鍾譯把自己變成另一個人,蹲在貓面前,一根手指按住腦袋,“別拆爸爸台。”
大咪咪面無表情地給了一爪子,這一人一貓都站在輩分地位的制高點上,一個把自己當皇上,一個把自己當爸爸,成為永遠不可調和的矛盾。
鍾譯換好衣服,順手拿了鴨舌帽帶上,回頭叮囑貓兒子幾句,“一會兒去你媽那兒住着,這幾天我都不回來了,記住了嗎?”

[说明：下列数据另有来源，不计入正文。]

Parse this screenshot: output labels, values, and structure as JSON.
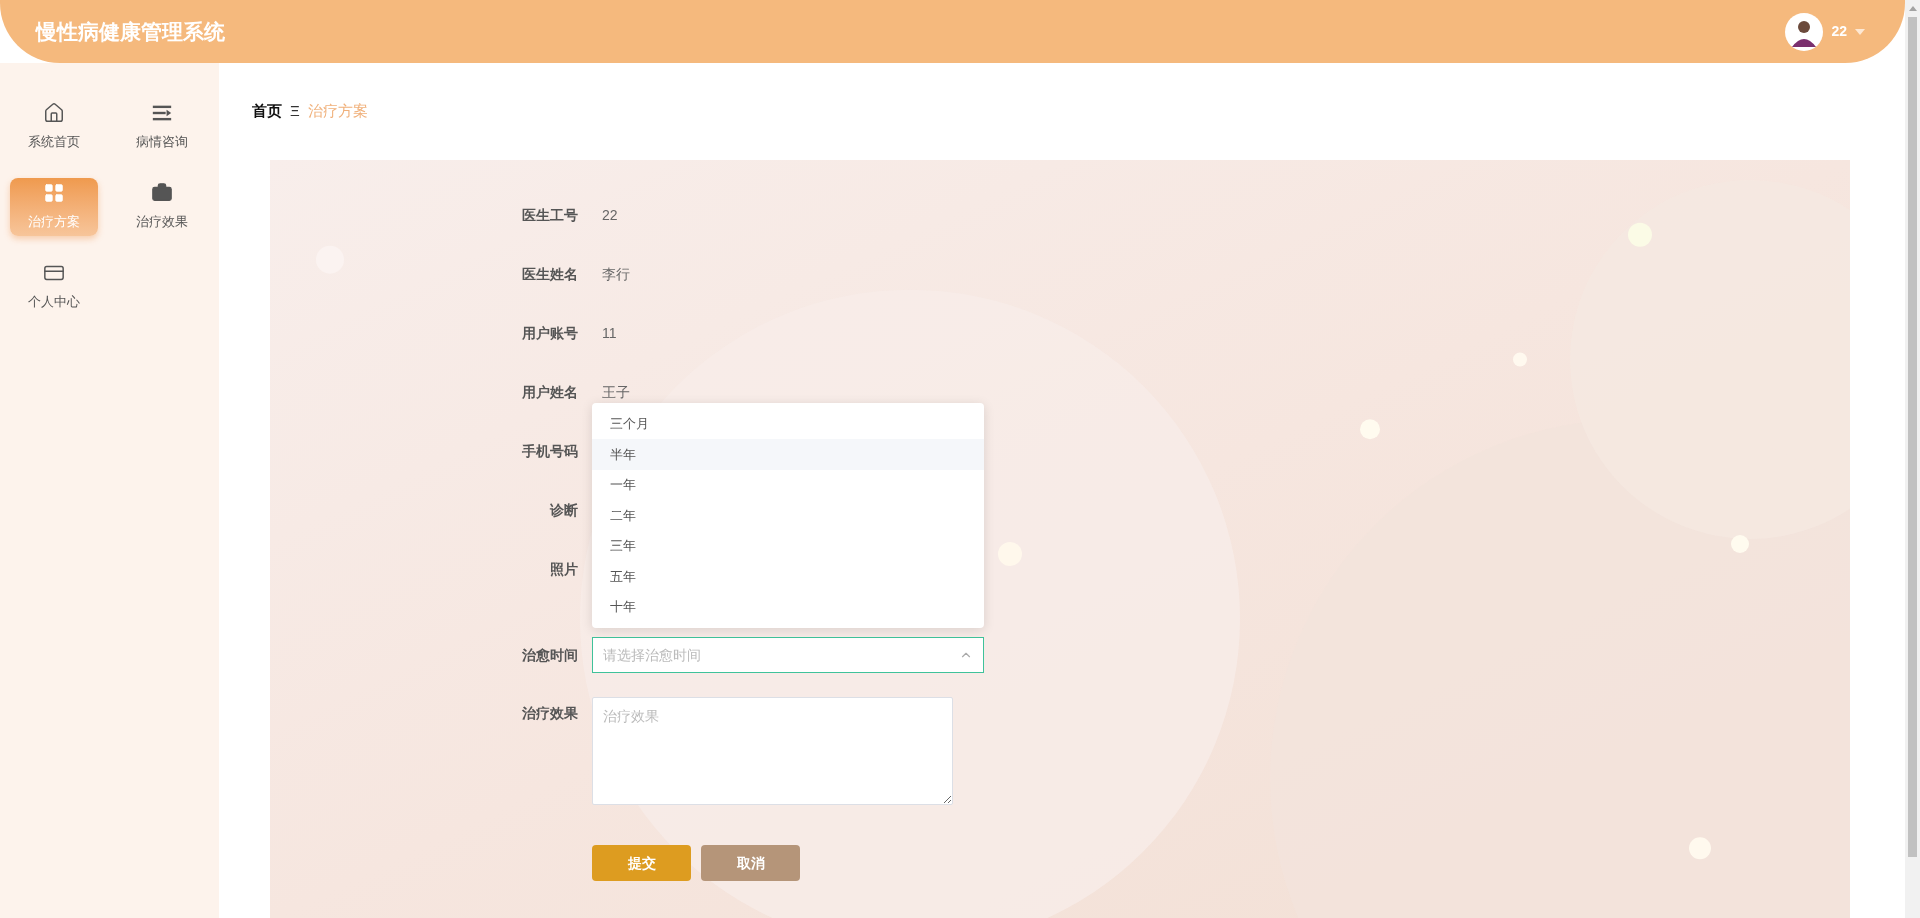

貓兒子顯然還沒反應過來他爹的臉為什麼忽然換了,嗷了一聲,弓一樣跳了出去,直奔唐蘇家的陽台。
鍾譯放了心,關上門后,迅速去了地下停車場,開另一輛車去飯店取餐。
……
鍾譯走了不久,鍾程接到家教的電話,說自己已經快到小區,但是沒找到地方,言語裏拒絕透露是個路痴。